Massiver Absatzrückgang beim G4

Apple Deutschland übt sich in Optimismus

Trotz eines konzernweit eher schwachen Abschneidens des US-Computerherstellers Apple im Weihnachtsquartal ist Deutschlandchef Frank Steinhoff mit dem Geschäftsverlauf in der Bundesrepublik zufrieden. Eine durchgreifende Belebung der Nachfrage hält der Manager im Schlussquartal des im September endenden Geschäftsjahres 2002/03 für möglich.

Reuters MÜNCHEN. "Ich sehe in Deutschland zur Zeit erste positive Zeichen", sagte Steinhoff am Donnerstag im Interview mit Reuters, ohne aber Verkaufs- oder Umsatzzahlen zu nennen. "Um richtig zu wachsen, muss natürlich auch die Stammkundschaft wieder in Kauflaune kommen", fügte er mit Blick auf die typische Apple-Klientel - also etwa Werbeagenturen - hinzu. "Die große Masse erwarte ich im vierten Quartal 2002/03 oder im Auftaktquartal des kommenden Geschäftsjahres."
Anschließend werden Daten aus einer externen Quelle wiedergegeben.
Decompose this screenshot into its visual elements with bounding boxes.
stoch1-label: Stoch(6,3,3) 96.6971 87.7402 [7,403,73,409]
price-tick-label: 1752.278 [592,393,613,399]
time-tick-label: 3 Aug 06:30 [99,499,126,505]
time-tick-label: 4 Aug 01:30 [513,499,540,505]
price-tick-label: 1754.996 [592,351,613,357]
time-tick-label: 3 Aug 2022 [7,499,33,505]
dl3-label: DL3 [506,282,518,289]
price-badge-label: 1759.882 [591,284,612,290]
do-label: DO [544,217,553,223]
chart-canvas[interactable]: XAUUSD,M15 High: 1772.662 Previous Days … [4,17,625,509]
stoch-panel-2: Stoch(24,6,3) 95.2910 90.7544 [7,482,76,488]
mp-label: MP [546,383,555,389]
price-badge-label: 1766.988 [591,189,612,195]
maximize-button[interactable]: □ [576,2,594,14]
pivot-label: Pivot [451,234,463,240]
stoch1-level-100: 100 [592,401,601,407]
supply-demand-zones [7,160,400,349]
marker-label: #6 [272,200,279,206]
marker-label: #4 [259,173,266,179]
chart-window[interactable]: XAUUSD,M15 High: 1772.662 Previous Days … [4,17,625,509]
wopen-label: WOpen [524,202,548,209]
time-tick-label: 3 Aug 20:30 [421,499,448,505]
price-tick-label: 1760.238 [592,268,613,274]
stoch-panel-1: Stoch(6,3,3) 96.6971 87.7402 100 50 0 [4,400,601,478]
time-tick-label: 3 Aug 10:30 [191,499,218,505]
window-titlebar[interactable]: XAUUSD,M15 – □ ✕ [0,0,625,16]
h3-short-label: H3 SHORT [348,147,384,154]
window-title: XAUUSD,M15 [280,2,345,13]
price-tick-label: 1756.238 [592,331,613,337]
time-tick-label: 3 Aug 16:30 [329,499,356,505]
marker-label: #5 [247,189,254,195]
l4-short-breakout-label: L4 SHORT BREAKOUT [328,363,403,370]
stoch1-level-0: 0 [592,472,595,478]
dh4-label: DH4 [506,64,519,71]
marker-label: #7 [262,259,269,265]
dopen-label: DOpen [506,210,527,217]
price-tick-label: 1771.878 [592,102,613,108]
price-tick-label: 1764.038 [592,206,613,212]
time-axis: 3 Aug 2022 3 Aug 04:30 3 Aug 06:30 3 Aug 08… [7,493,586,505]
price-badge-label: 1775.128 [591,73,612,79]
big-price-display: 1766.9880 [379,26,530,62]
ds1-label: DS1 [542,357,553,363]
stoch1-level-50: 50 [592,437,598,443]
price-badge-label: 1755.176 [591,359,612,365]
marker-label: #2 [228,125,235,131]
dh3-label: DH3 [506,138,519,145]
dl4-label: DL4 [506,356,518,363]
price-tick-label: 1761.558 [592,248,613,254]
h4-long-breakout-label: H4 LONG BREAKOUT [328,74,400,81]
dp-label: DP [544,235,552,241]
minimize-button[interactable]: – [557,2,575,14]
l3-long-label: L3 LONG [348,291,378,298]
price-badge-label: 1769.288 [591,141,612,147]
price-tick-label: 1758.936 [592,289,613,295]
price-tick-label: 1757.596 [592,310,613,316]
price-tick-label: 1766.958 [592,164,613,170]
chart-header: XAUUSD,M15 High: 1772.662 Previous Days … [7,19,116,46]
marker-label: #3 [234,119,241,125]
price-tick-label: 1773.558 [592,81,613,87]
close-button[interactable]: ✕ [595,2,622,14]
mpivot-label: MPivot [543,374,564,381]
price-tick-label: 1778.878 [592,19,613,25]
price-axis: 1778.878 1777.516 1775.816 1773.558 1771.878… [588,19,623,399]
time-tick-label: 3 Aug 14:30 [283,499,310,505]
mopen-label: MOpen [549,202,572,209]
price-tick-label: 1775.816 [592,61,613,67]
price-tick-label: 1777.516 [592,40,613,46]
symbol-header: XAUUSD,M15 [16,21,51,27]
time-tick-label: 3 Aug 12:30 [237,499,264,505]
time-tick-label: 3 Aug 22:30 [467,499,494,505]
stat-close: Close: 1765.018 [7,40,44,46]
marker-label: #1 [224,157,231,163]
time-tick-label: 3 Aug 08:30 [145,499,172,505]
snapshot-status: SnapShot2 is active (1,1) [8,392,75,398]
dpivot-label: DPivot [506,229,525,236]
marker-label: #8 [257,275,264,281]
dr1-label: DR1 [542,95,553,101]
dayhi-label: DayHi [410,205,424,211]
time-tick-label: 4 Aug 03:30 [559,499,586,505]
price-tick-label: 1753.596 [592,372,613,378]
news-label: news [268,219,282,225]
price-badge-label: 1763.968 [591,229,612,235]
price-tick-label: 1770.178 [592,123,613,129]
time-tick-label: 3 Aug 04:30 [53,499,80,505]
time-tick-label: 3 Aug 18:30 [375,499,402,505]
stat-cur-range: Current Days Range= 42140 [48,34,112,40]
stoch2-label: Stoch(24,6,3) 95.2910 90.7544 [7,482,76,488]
Allerdings müsse hierfür auch die Konjunktur in Deutschland anspringen, erklärte Steinhoff. Der kalifornische Computerhersteller hatte in Deutschland nach eigenen Angaben im Schlussquartal 2001/02 einen Marktanteil von 2,5 Prozent. Apple hatte am Mittwochabend nach US-Börsenschuss wegen schwacher Verkaufszahlen und Sonderaufwendungen für die Restrukturierung das zweite Quartal in Folge einen Nettoverlust verbucht. Der Umsatz stieg im Vergleich zum Vorjahr um sieben Prozent auf 1,47 Milliarden Dollar und lag damit leicht unter den Erwartungen der Analysten. In Europa ging der Quartalsumsatz um drei Prozent auf 351 Millionen Dollar zurück, während die Zahl verkaufter Computer um sechs Prozent auf 202.000 Einheiten sank.
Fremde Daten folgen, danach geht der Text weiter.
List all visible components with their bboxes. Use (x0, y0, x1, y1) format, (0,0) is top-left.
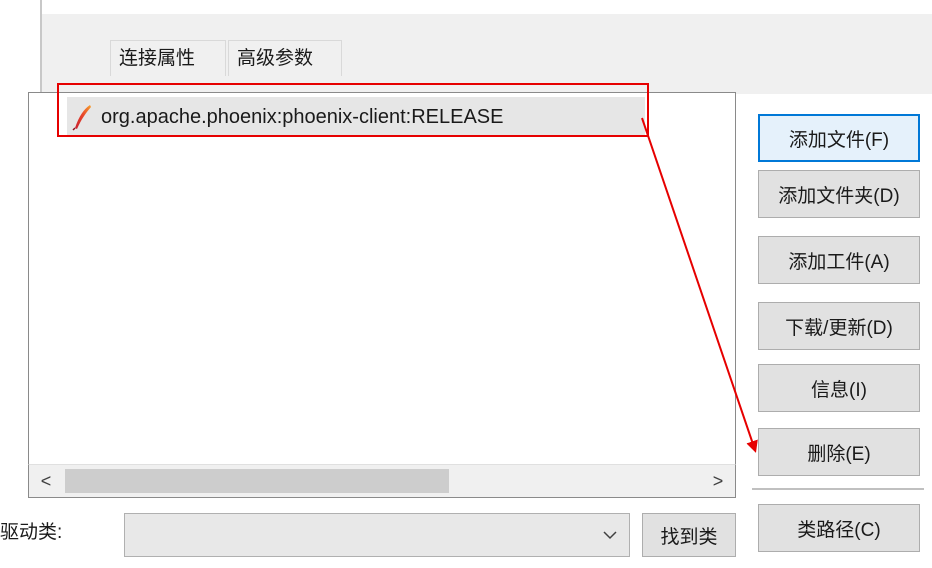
tab-advanced-parameters[interactable]: 高级参数 (228, 40, 342, 76)
driver-class-select[interactable] (124, 513, 630, 557)
library-list[interactable]: org.apache.phoenix:phoenix-client:RELEAS… (28, 92, 736, 498)
horizontal-scrollbar[interactable]: < > (28, 464, 736, 498)
driver-class-label: 驱动类: (0, 522, 63, 543)
list-item-library[interactable]: org.apache.phoenix:phoenix-client:RELEAS… (67, 97, 645, 137)
info-button[interactable]: 信息(I) (758, 364, 920, 412)
add-folder-button[interactable]: 添加文件夹(D) (758, 170, 920, 218)
feather-icon (67, 97, 97, 137)
delete-button[interactable]: 删除(E) (758, 428, 920, 476)
chevron-down-icon[interactable] (599, 514, 621, 556)
scroll-right-button[interactable]: > (701, 465, 735, 497)
find-class-button[interactable]: 找到类 (642, 513, 736, 557)
download-update-button[interactable]: 下载/更新(D) (758, 302, 920, 350)
scrollbar-thumb[interactable] (65, 469, 449, 493)
top-strip (0, 0, 932, 14)
library-name: org.apache.phoenix:phoenix-client:RELEAS… (101, 105, 504, 128)
button-divider (752, 488, 924, 490)
add-artifact-button[interactable]: 添加工件(A) (758, 236, 920, 284)
add-file-button[interactable]: 添加文件(F) (758, 114, 920, 162)
classpath-button[interactable]: 类路径(C) (758, 504, 920, 552)
tab-connection-properties[interactable]: 连接属性 (110, 40, 226, 76)
scroll-left-button[interactable]: < (29, 465, 63, 497)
Dies resultiere vor allem aus einem massiven Absatzrückgang bei dem hauptsächlich von professionellen Anwendern genützten Power Mac G4, erläuterte Steinhoff. Hier mache sich der Umstand bemerkbar, dass das Layout-Programm "QuarkXPress" nach wie vor nicht für das aktuelle Apple-Betriebssystem MacOS X verfügbar sei. Die anderen Produkte wie der iMac oder das iBook seien aber gut gelaufen.